Farmer Ron Macedo of Turlock, who serves on the Turlock Irrigation District board, agreed that the proposal from the state water board would likely force growers to pump more groundwater—and said it comes at a time when implementation of the state Sustainable Groundwater Management Act will lead to additional regulation on that source.

“With all of the groundwater regulations that are being put on the books, you could really devastate agriculture here in this whole San Joaquin Valley,” Macedo said.

Farmers are doing their share when it comes to water efficiency, he added, such as investing in measuring devices and in drip and micro-irrigation. And, he said, irrigation districts act sustainably by saving water during wet years.

“It is up to the state to put in other infrastructure to capture this water,” Macedo said. “We need more storage to transfer water in wetter years in ways that are environmentally sensitive. You can’t just take away from the districts that have saved water.”

Other irrigation districts in the affected region expressed similar concerns. The Oakdale and South San Joaquin irrigation districts called the plan “misguided.”

“Increased flows without accurate scientific knowledge backing these flow requirements do not take into account the proactive water conservation and fish habitat improvements that these two districts have taken seriously for years,” the two districts said in a joint statement.

An economic impact report prepared for the Merced Irrigation District in July said the board proposal “would have adverse economic consequences for Stanislaus, San Joaquin and Merced counties, a region beset by high unemployment and other impacts of a lingering recession and drought.” The document predicted the plan would cause the Merced County economy to shrink by $231 million.

A coalition of local governments and organizations in Stanislaus and Merced counties expressed opposition to the plan, saying, “Our region has never been more united on this issue,” and citing impacts to economic growth and groundwater supplies, a primary source of drinking water for local communities.

CFBF President Wenger described the approach outlined in the board plan as untested, unproven and unpromising, given past results, and also cited the impact to the regional economy.

“Forcing farmland to be fallowed—as this proposal would surely do—degrades the unique environmental resource represented by California farmland, and will hurt people and the economy throughout the region and state,” he said. “It would create another area of chronic water shortage and economic distress, without any proven environmental benefit.”

Wenger said Farm Bureau will urge the water board to revise the proposal and work with local water managers and communities to create “a balanced plan to help the environment without causing needless suffering” to people in the affected areas.

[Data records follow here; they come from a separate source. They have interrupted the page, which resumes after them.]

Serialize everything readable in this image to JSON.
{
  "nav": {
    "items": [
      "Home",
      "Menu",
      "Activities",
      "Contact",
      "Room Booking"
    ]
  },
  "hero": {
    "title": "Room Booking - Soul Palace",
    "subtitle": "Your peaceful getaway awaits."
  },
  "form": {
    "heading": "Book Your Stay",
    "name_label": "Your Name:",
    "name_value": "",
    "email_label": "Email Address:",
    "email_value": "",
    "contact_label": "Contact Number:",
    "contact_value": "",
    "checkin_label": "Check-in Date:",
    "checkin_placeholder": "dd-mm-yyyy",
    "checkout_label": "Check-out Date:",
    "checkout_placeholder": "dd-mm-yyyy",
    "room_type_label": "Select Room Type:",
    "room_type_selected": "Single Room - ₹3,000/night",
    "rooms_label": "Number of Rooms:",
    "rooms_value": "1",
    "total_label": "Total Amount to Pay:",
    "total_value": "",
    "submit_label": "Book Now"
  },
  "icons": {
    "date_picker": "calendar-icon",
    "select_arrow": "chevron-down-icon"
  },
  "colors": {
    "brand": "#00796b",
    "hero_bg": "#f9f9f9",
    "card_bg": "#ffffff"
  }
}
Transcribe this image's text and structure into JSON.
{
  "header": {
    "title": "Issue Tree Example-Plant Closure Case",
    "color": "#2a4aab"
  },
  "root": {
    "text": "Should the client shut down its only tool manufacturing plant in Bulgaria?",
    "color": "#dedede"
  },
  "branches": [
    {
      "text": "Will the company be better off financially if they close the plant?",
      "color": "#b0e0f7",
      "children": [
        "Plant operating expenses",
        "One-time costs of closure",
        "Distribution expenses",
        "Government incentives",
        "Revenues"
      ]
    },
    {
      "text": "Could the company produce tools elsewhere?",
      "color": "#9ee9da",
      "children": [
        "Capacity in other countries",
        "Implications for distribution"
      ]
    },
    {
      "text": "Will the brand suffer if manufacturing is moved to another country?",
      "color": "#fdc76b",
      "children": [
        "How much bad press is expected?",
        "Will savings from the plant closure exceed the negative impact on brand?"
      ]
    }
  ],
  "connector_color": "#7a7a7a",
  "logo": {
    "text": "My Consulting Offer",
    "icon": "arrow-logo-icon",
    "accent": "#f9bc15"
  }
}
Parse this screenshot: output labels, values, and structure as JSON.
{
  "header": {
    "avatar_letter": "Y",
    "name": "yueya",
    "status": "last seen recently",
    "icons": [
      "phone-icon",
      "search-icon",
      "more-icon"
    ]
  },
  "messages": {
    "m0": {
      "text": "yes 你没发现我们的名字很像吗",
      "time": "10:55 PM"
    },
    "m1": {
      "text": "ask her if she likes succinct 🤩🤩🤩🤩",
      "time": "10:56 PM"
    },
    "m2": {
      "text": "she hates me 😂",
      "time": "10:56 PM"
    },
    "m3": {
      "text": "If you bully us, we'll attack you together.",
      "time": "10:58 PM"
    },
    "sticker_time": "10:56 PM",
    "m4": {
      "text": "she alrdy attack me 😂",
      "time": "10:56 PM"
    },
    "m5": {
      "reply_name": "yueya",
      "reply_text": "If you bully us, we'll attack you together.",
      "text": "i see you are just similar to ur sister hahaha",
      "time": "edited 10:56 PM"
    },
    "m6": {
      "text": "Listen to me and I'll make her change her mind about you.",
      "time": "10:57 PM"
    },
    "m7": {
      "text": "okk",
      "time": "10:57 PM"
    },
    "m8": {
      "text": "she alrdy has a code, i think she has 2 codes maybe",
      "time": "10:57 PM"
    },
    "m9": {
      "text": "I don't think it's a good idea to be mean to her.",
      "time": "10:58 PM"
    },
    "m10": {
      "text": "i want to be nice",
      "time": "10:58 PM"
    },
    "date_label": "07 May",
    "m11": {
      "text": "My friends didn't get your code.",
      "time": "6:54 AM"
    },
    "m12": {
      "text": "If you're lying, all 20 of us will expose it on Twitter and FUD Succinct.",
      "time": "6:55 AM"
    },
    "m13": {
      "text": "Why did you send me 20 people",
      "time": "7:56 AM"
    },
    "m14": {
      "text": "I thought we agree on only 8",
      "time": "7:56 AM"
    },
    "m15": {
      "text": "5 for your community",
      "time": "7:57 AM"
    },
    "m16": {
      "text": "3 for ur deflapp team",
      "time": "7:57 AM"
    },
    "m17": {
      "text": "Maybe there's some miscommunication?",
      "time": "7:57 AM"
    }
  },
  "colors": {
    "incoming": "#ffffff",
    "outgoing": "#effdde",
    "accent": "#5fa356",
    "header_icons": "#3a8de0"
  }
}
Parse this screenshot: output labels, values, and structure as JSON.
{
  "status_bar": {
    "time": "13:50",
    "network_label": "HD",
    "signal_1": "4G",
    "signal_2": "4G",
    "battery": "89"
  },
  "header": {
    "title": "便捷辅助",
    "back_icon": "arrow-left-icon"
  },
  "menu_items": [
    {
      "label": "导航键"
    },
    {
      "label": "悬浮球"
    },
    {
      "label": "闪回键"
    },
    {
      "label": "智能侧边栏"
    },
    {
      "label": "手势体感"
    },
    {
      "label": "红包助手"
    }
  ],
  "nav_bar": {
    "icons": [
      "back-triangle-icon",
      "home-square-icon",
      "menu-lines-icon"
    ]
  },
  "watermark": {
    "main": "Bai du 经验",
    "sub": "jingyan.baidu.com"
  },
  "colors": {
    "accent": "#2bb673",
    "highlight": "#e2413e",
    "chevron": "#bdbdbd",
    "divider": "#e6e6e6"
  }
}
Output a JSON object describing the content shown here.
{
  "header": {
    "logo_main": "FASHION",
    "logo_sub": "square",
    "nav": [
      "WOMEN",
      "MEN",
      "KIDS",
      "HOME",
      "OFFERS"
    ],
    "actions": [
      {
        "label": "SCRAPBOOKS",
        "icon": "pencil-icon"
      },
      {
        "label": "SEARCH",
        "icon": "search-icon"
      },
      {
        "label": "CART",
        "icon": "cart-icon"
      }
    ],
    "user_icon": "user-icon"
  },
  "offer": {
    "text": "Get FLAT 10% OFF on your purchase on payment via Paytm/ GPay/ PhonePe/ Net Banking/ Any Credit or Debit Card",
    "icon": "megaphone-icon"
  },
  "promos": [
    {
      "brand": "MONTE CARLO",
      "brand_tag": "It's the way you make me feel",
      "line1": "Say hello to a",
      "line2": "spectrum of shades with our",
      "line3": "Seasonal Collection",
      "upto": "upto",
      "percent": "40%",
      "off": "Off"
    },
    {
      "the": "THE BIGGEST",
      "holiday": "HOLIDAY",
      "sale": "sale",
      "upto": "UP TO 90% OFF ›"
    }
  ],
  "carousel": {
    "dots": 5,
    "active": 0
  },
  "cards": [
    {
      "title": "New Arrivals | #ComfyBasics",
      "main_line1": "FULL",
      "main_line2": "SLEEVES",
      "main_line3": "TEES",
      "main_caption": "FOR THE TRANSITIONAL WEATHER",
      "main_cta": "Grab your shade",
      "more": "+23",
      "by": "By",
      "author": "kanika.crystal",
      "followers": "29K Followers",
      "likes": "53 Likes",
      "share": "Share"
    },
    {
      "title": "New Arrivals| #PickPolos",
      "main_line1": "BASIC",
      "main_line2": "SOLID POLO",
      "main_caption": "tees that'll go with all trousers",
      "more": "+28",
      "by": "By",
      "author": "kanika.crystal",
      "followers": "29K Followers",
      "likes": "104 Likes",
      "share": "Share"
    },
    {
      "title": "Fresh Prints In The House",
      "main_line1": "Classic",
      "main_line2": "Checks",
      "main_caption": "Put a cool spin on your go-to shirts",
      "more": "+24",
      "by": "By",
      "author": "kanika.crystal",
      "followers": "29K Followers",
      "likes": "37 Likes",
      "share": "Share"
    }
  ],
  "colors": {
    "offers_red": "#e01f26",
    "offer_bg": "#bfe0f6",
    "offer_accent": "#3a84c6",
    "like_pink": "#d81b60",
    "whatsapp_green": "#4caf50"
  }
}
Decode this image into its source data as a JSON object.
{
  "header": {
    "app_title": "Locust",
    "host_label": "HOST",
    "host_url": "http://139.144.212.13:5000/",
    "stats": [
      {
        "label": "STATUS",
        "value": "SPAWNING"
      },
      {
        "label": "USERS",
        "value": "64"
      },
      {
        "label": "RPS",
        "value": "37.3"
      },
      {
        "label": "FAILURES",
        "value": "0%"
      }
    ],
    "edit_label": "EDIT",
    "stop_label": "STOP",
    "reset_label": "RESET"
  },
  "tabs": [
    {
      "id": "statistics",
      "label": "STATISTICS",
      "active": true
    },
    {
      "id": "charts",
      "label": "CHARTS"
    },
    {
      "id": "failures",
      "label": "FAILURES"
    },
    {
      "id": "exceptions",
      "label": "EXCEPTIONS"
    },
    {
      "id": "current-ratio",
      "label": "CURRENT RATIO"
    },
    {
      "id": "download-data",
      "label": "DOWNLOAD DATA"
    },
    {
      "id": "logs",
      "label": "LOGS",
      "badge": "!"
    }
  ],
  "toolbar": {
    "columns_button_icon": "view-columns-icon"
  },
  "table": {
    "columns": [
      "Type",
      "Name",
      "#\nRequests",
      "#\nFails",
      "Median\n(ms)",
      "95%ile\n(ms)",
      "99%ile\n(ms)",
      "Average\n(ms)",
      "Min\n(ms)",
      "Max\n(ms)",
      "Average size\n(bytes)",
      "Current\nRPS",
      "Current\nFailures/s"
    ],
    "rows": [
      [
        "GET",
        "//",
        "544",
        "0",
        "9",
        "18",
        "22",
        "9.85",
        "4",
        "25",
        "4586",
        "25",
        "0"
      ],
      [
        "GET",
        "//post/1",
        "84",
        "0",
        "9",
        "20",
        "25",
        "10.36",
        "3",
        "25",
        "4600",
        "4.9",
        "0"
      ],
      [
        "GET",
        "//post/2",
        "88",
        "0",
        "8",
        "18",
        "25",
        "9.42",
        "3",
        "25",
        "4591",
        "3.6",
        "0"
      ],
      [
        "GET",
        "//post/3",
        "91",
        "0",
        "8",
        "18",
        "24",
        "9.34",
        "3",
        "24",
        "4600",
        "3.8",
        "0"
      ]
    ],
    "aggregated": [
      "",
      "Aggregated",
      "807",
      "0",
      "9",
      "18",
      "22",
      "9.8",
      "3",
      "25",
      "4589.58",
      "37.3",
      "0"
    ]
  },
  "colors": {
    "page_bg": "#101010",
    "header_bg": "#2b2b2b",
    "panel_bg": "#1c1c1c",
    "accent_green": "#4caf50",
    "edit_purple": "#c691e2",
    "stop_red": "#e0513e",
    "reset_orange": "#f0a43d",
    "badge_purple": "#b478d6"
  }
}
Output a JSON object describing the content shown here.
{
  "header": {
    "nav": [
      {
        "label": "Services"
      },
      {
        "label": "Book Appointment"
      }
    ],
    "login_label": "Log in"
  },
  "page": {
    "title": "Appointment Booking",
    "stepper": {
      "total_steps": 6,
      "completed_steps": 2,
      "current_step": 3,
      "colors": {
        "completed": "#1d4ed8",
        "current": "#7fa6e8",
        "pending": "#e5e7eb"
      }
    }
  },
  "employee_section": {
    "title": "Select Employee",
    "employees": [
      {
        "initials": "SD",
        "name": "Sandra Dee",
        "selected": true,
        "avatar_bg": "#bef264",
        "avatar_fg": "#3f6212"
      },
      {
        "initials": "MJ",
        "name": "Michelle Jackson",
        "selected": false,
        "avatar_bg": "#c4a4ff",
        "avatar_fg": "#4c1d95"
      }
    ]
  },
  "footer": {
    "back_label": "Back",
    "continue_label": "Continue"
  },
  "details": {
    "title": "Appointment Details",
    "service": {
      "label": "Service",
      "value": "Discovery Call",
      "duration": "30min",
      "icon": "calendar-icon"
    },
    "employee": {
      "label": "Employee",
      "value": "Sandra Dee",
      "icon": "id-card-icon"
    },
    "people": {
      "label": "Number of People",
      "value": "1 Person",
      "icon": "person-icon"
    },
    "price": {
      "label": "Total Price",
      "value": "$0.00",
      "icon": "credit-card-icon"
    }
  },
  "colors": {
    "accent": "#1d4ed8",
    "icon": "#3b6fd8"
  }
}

He said the plan must also comply with the state’s longstanding system of water resource allocation, must afford operational flexibility and must emphasize other factors affecting fish populations, such as predation and habitat.

Comments on the proposal are due on Nov. 15. The board said it would hold public hearings Nov. 2 and Nov. 10 in Sacramento, and Nov. 4 near Modesto, and that it would consider approving the proposal at a public meeting in early 2017.